Complementarmente, ficam fortalecidos os educadores em sua defesa contra agressões injustas e infundadas, quando os casos de censura venham a configurar algo mais grave, como constrangimento ilegal e outros crimes eventualmente praticados contra si no exercício regular de suas atividades de ensino. Nesses casos, as decisões do STF reforçam a ideia de que as escolhas pedagógicas são parte do exercício regular da condição docente, sendo inclusive parte de sua liberdade fundamental de expressão na profissão. Eventuais equívocos técnicos e pedagógicos têm preservados seus espaços de revisão e supervisão, já regulamentados em todos os sistemas de ensino. Reforçam também que as diversidades de abordagens e de métodos são valores educacionais, não problemas a serem combatidos.

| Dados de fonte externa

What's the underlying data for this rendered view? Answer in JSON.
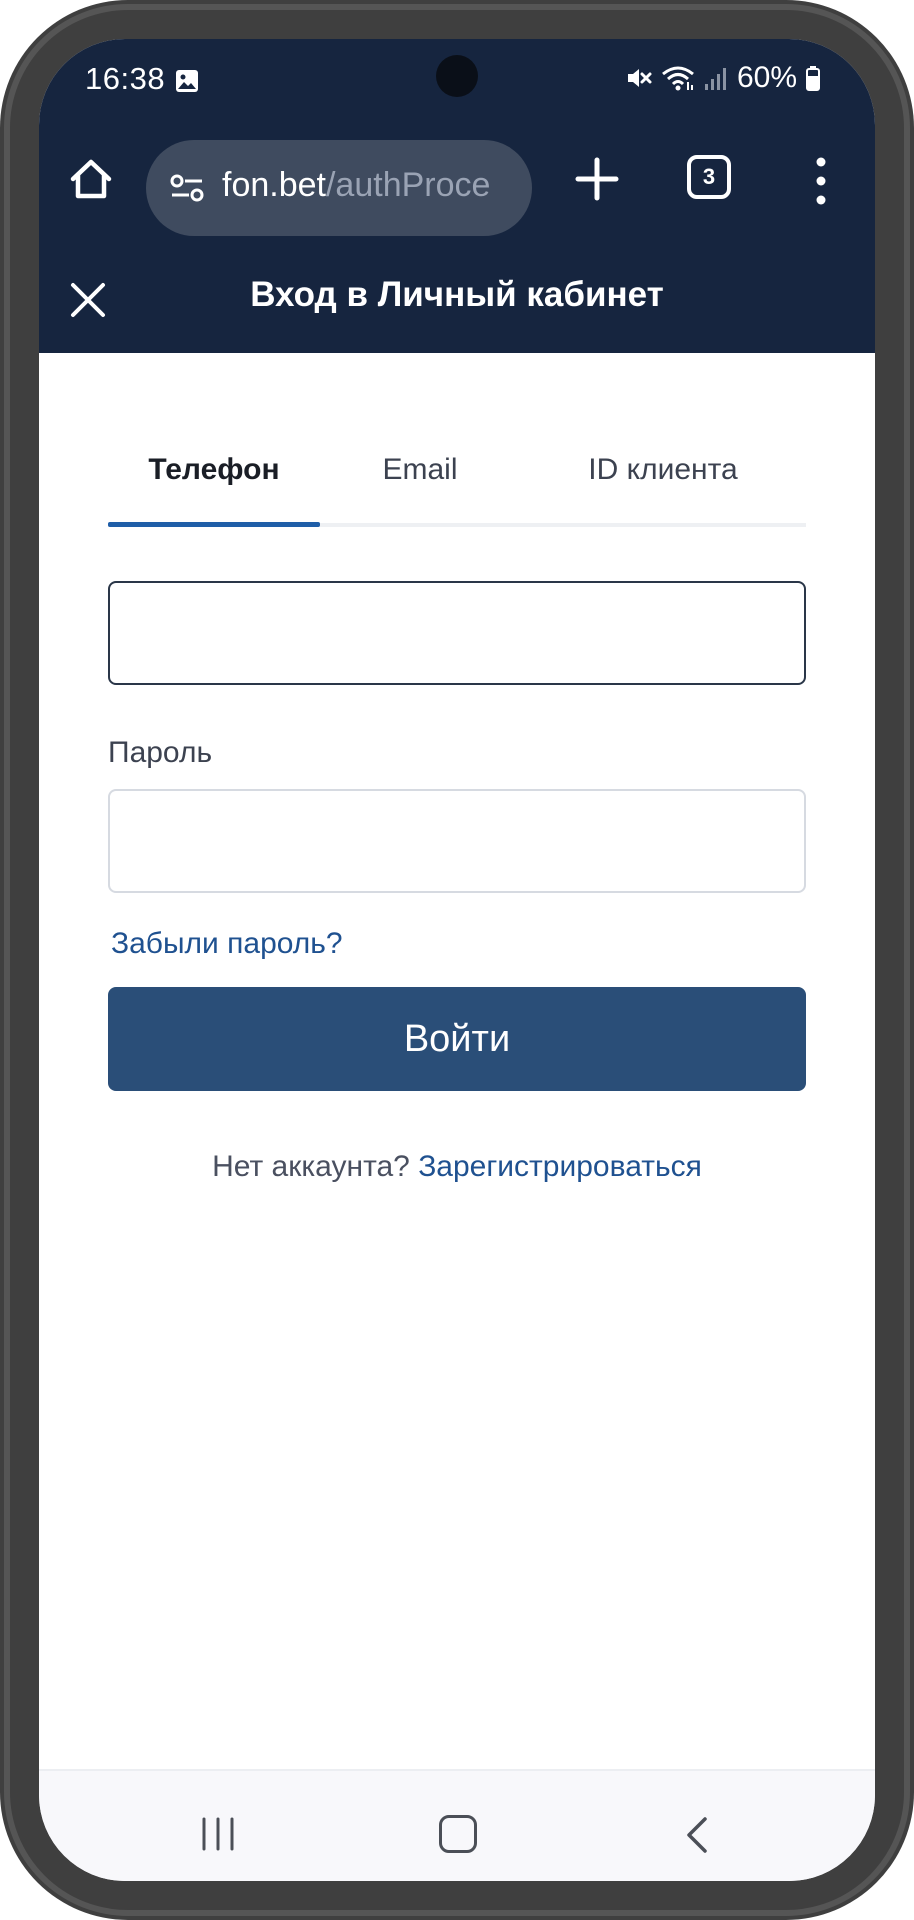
{
  "status_bar": {
    "time": "16:38",
    "battery": "60%",
    "icons": [
      "gallery-icon",
      "mute-icon",
      "wifi-icon",
      "signal-icon",
      "battery-icon"
    ]
  },
  "browser": {
    "url_domain": "fon.bet",
    "url_path": "/authProce",
    "tab_count": "3"
  },
  "header": {
    "title": "Вход в Личный кабинет"
  },
  "tabs": [
    {
      "label": "Телефон",
      "active": true
    },
    {
      "label": "Email",
      "active": false
    },
    {
      "label": "ID клиента",
      "active": false
    }
  ],
  "form": {
    "phone_value": "",
    "password_label": "Пароль",
    "password_value": "",
    "forgot_label": "Забыли пароль?",
    "submit_label": "Войти",
    "no_account_text": "Нет аккаунта?",
    "register_label": "Зарегистрироваться"
  },
  "colors": {
    "header_bg": "#16253f",
    "accent_blue": "#1f5ea8",
    "button_bg": "#2a4e78",
    "link": "#1f5190"
  }
}
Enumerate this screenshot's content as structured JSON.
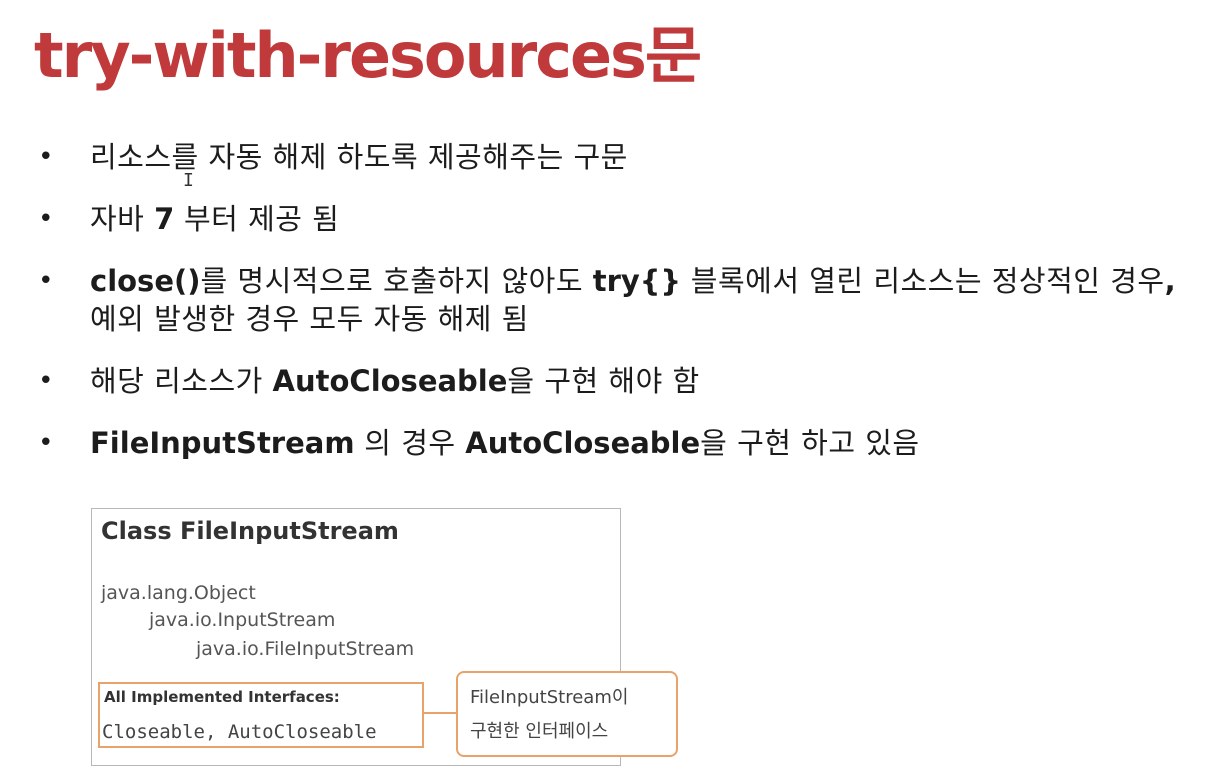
{
  "title": "try-with-resources문",
  "bullets": [
    {
      "marker": "•",
      "runs": [
        {
          "text": "리소스를 자동 해제 하도록 제공해주는 구문",
          "bold": false
        }
      ]
    },
    {
      "marker": "•",
      "runs": [
        {
          "text": "자바 ",
          "bold": false
        },
        {
          "text": "7",
          "bold": true
        },
        {
          "text": " 부터 제공 됨",
          "bold": false
        }
      ]
    },
    {
      "marker": "•",
      "runs": [
        {
          "text": "close()",
          "bold": true
        },
        {
          "text": "를 명시적으로 호출하지 않아도 ",
          "bold": false
        },
        {
          "text": "try{}",
          "bold": true
        },
        {
          "text": " 블록에서 열린 리소스는 정상적인 경우",
          "bold": false
        },
        {
          "text": ",",
          "bold": true
        },
        {
          "text": " 예외 발생한 경우 모두 자동 해제 됨",
          "bold": false
        }
      ]
    },
    {
      "marker": "•",
      "runs": [
        {
          "text": "해당 리소스가 ",
          "bold": false
        },
        {
          "text": "AutoCloseable",
          "bold": true
        },
        {
          "text": "을 구현 해야 함",
          "bold": false
        }
      ]
    },
    {
      "marker": "•",
      "runs": [
        {
          "text": "FileInputStream",
          "bold": true
        },
        {
          "text": " 의 경우 ",
          "bold": false
        },
        {
          "text": "AutoCloseable",
          "bold": true
        },
        {
          "text": "을 구현 하고 있음",
          "bold": false
        }
      ]
    }
  ],
  "doc_box": {
    "heading": "Class FileInputStream",
    "hierarchy": [
      "java.lang.Object",
      "java.io.InputStream",
      "java.io.FileInputStream"
    ],
    "interfaces_label": "All Implemented Interfaces:",
    "interfaces_value": "Closeable, AutoCloseable"
  },
  "callout": {
    "line1": "FileInputStream이",
    "line2": "구현한 인터페이스"
  },
  "cursor": {
    "glyph": "I",
    "icon": "text-cursor-icon"
  },
  "colors": {
    "title": "#c0393b",
    "callout_border": "#e7a36a",
    "body_text": "#1c1c1c"
  }
}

Professores e estudantes devem ter assim assegurado e protegido o ambiente escolar contra os impulsos litigiosos de movimentos fundamentalistas e pró-censura. Estudantes, pais e responsáveis têm direito a participar dos canais de gestão democrática das escolas e da política educacional, mas tal participação, assim como nos legislativos, não pode afrontar direitos e garantias constitucionais. Conforme propõe o Manual de defesa, quando surjam os conflitos, deve-se privilegiar, sempre que possível, seu tratamento no próprio ambiente escolar, mediante estratégias político-pedagógicas; mas ações violentas e inaceitáveis de censura por grupos organizados merecem respostas exemplares.

O decidido no STF, portanto, também produz efeitos para os governos. Além do efeito no exercício do poder disciplinar, já comentado, abre-se a possibilidade de reconstruir o espaço de políticas públicas contra-hegemônicas de educação para as relações de gênero e sexualidade.

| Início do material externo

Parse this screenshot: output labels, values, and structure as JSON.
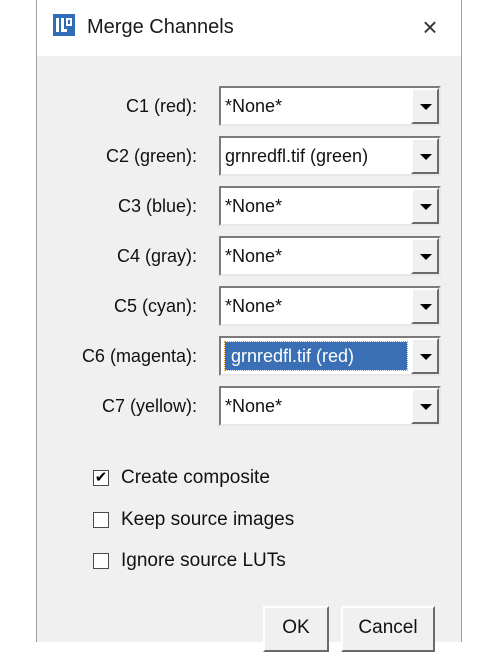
{
  "window": {
    "title": "Merge Channels",
    "close_glyph": "×",
    "icon": "imagej-icon"
  },
  "channels": [
    {
      "label": "C1 (red):",
      "value": "*None*"
    },
    {
      "label": "C2 (green):",
      "value": "grnredfl.tif (green)"
    },
    {
      "label": "C3 (blue):",
      "value": "*None*"
    },
    {
      "label": "C4 (gray):",
      "value": "*None*"
    },
    {
      "label": "C5 (cyan):",
      "value": "*None*"
    },
    {
      "label": "C6 (magenta):",
      "value": "grnredfl.tif (red)",
      "focused": true
    },
    {
      "label": "C7 (yellow):",
      "value": "*None*"
    }
  ],
  "options": [
    {
      "label": "Create composite",
      "checked": true,
      "mark": "✔"
    },
    {
      "label": "Keep source images",
      "checked": false
    },
    {
      "label": "Ignore source LUTs",
      "checked": false
    }
  ],
  "buttons": {
    "ok": "OK",
    "cancel": "Cancel"
  },
  "colors": {
    "selection": "#3a6fb5",
    "dialog_bg": "#f0f0f0"
  }
}
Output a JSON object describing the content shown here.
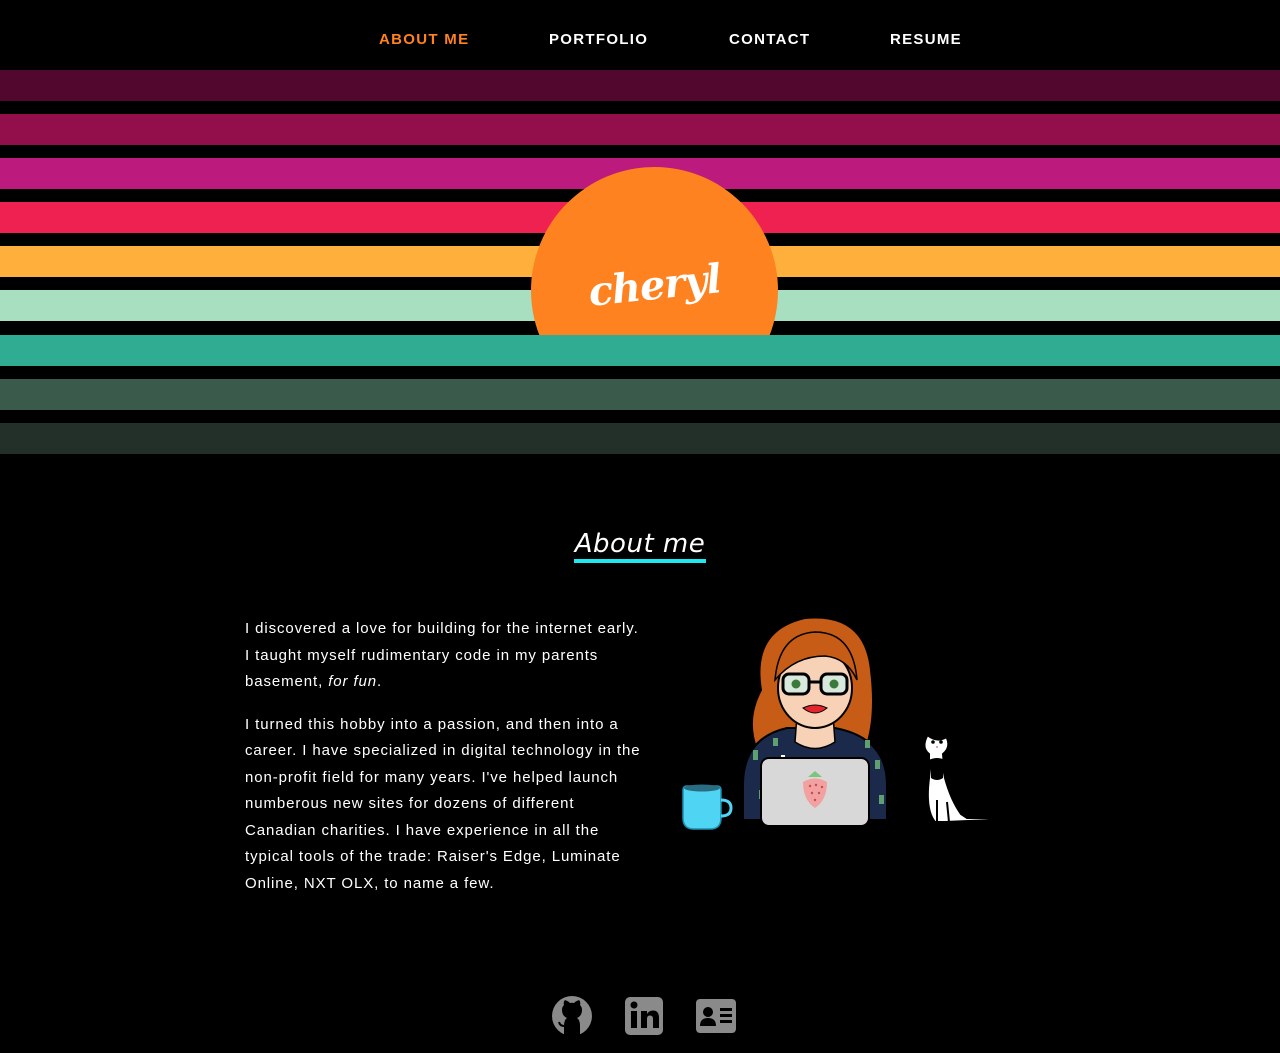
{
  "nav": {
    "items": [
      {
        "label": "ABOUT ME",
        "active": true
      },
      {
        "label": "PORTFOLIO",
        "active": false
      },
      {
        "label": "CONTACT",
        "active": false
      },
      {
        "label": "RESUME",
        "active": false
      }
    ]
  },
  "hero": {
    "name": "cheryl",
    "sun_color": "#ff8220",
    "stripe_colors": [
      "#52082e",
      "#930f4b",
      "#bd1a7e",
      "#ef2151",
      "#ffaf3c",
      "#a8dfc1",
      "#2fac91",
      "#3a5a4c",
      "#23302a"
    ]
  },
  "about": {
    "heading": "About me",
    "accent_color": "#1ee8f0",
    "para1_text": "I discovered a love for building for the internet early. I taught myself rudimentary code in my parents basement, ",
    "para1_emphasis": "for fun",
    "para1_end": ".",
    "para2": "I turned this hobby into a passion, and then into a career. I have specialized in digital technology in the non-profit field for many years. I've helped launch numberous new sites for dozens of different Canadian charities. I have experience in all the typical tools of the trade: Raiser's Edge, Luminate Online, NXT OLX, to name a few."
  },
  "footer": {
    "icons": [
      "github-icon",
      "linkedin-icon",
      "contact-card-icon"
    ]
  }
}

Governos devem enfrentar esse desafio nas três esferas federativas. Isso porque as decisões afastaram definitivamente a ideia de que, em matéria de combate à discriminação de gênero e orientação sexual, seria suficiente ao Estado, quando muito, uma obrigação passiva e punitiva, ou seja, evitar e apurar discriminações. Não é um tema que se esgota na delegacia de polícia.

É obrigatório adotar políticas públicas ativas, educacionais e em outras áreas para erradicar todas as formas de discriminação, o que deve alcançar o conteúdo de bases curriculares, projeto pedagógico, planos de ensino, material didático, atividades de extensão, formação de professores e financiamento adequado e permanente dessas ações. Um renovado plano nacional de combate à homofobia nas escolas, entre outras ações.

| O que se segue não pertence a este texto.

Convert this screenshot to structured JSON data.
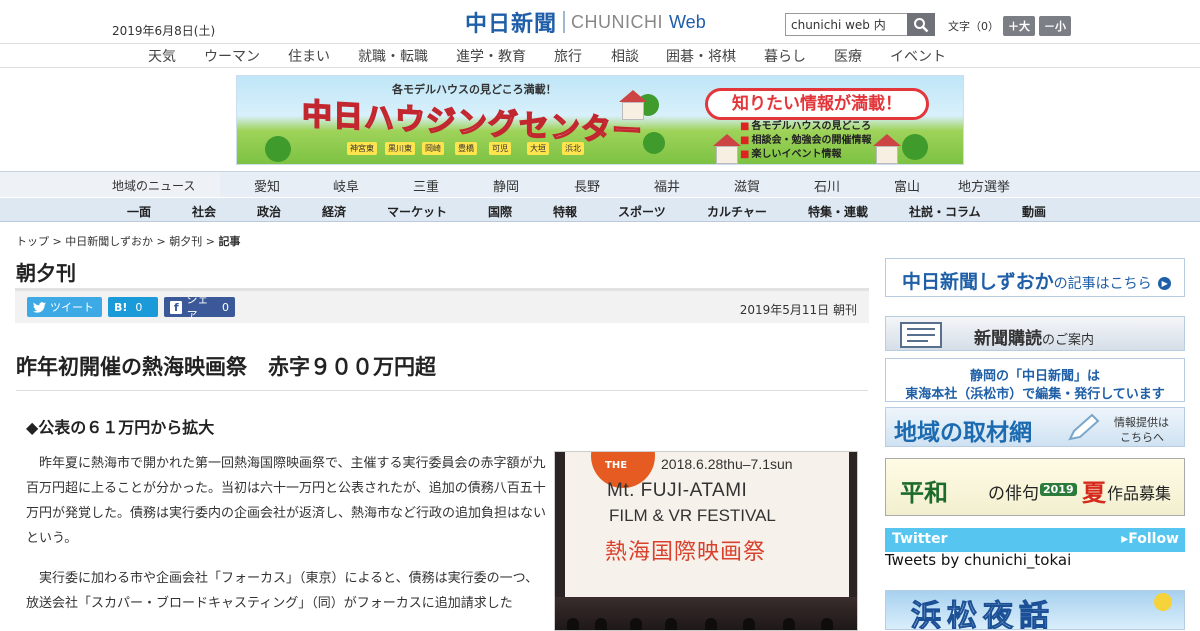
{
  "header": {
    "date": "2019年6月8日(土)",
    "logo_kanji": "中日新聞",
    "logo_latin": "CHUNICHI",
    "logo_web": "Web",
    "search_value": "chunichi web 内",
    "fontsize_label": "文字（0）",
    "font_larger": "＋大",
    "font_smaller": "－小"
  },
  "top_nav": [
    "天気",
    "ウーマン",
    "住まい",
    "就職・転職",
    "進学・教育",
    "旅行",
    "相談",
    "囲碁・将棋",
    "暮らし",
    "医療",
    "イベント"
  ],
  "banner": {
    "sub": "各モデルハウスの見どころ満載！",
    "main": "中日ハウジングセンター",
    "bubble": "知りたい情報が満載！",
    "lines": [
      "各モデルハウスの見どころ",
      "相談会・勉強会の開催情報",
      "楽しいイベント情報"
    ],
    "towns": [
      "神宮東",
      "黒川東",
      "岡崎",
      "豊橋",
      "可児",
      "大垣",
      "浜北"
    ]
  },
  "region_nav": {
    "label": "地域のニュース",
    "items": [
      "愛知",
      "岐阜",
      "三重",
      "静岡",
      "長野",
      "福井",
      "滋賀",
      "石川",
      "富山",
      "地方選挙"
    ]
  },
  "category_nav": [
    "一面",
    "社会",
    "政治",
    "経済",
    "マーケット",
    "国際",
    "特報",
    "スポーツ",
    "カルチャー",
    "特集・連載",
    "社説・コラム",
    "動画"
  ],
  "breadcrumb": {
    "top": "トップ",
    "sep": ">",
    "shizuoka": "中日新聞しずおか",
    "chouyuukan": "朝夕刊",
    "current": "記事"
  },
  "section_title": "朝夕刊",
  "share": {
    "tweet": "ツイート",
    "hatena": "B!",
    "hatena_count": "0",
    "fb": "シェア",
    "fb_count": "0"
  },
  "article": {
    "pub_date": "2019年5月11日 朝刊",
    "headline": "昨年初開催の熱海映画祭　赤字９００万円超",
    "subhead": "◆公表の６１万円から拡大",
    "paragraphs": [
      "昨年夏に熱海市で開かれた第一回熱海国際映画祭で、主催する実行委員会の赤字額が九百万円超に上ることが分かった。当初は六十一万円と公表されたが、追加の債務八百五十万円が発覚した。債務は実行委内の企画会社が返済し、熱海市など行政の追加負担はないという。",
      "実行委に加わる市や企画会社「フォーカス」（東京）によると、債務は実行委の一つ、放送会社「スカパー・ブロードキャスティング」（同）がフォーカスに追加請求した"
    ],
    "photo": {
      "the": "THE",
      "dates": "2018.6.28thu–7.1sun",
      "title1": "Mt. FUJI-ATAMI",
      "title2": "FILM & VR FESTIVAL",
      "jp": "熱海国際映画祭"
    }
  },
  "sidebar": {
    "shizuoka_link_main": "中日新聞しずおか",
    "shizuoka_link_sub": "の記事はこちら",
    "subscribe_main": "新聞購読",
    "subscribe_sub": "のご案内",
    "honsha_line1": "静岡の「中日新聞」は",
    "honsha_line2": "東海本社（浜松市）で編集・発行しています",
    "chizai_main": "地域の取材網",
    "chizai_sub1": "情報提供は",
    "chizai_sub2": "こちらへ",
    "haiku_main": "平和",
    "haiku_mid": "の俳句",
    "haiku_year": "2019",
    "haiku_season": "夏",
    "haiku_tail": "作品募集",
    "twitter_label": "Twitter",
    "twitter_follow": "▸Follow",
    "tweets_by": "Tweets by chunichi_tokai",
    "hamamatsu": "浜松夜話"
  },
  "colors": {
    "brand_blue": "#1f5ea8",
    "twitter": "#3daae6",
    "hatena": "#1a9ad8",
    "facebook": "#3b5999",
    "nav_bg": "#e7eef6"
  }
}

Determina-se, assim, o tratamento profissional das temáticas de sexualidade, gênero e orientação sexual nas escolas, como dimensão do direito à educação e dos direitos de crianças e adolescentes. Tais temáticas são um dever do Estado na educação. A omissão nesse ponto é que passa a ser questionável, inclusive judicialmente, o oposto do que pretendiam os censores.

O fato de tais obrigações serem ignoradas no governo Bolsonaro não as deslegitima, pelo contrário, reafirma sua urgência.

Salomão Ximenes é doutor em Direito (USP), professor da UFABC e membro do grupo de pesquisa Direito à Educação, Políticas Educacionais e Escola (DiEPEE/CNPq) e da Rede Escola Pública e Universidade (Repu). E-mail: salomao.ximenes@ufabc.edu.br. Fernanda Vick é advogada, mestra em Direito (USP) e membro da Campanha Nacional pelo Direito à Educação. E-mail: fernanda.vicksena@gmail.com.

1 Ver Rogério Junqueira, “A invenção da ideologia de gênero”, Revista Psicologia Política, v.18, n.43, São Paulo, set.-dez. 2018

2 PNE, art. 2º, inciso III. Disponível em: http://www.planalto.gov.br/ccivil_03/_ato2011-2014/2014/lei/l13005.htm.

3 Professores contra o Escola sem Partido, Levantamento Parcial de Projetos de Lei e Leis de Censura Escolar. Disponível em: https://profscontraoesp.org/vigiando-os-projetos-de-lei/.

4 Carol Siqueira, “Câmara recria comissão especial para analisar Escola sem Partido”, Agência Câmara, 4 dez. 2019.

5 São resultado do julgamento das Arguições de Descumprimento de Preceito Fundamental (ADPFs) n.457, 467, 526 e 460, respectivamente.

6 Ação Educativa, “Em nova decisão, STF afirma que é dever do Estado abordar gênero e sexualidade na escola”, 2 jun. 2020.

7 Trecho do Acórdão da ADPF 457, relatoria do ministro Alexandre de Moraes.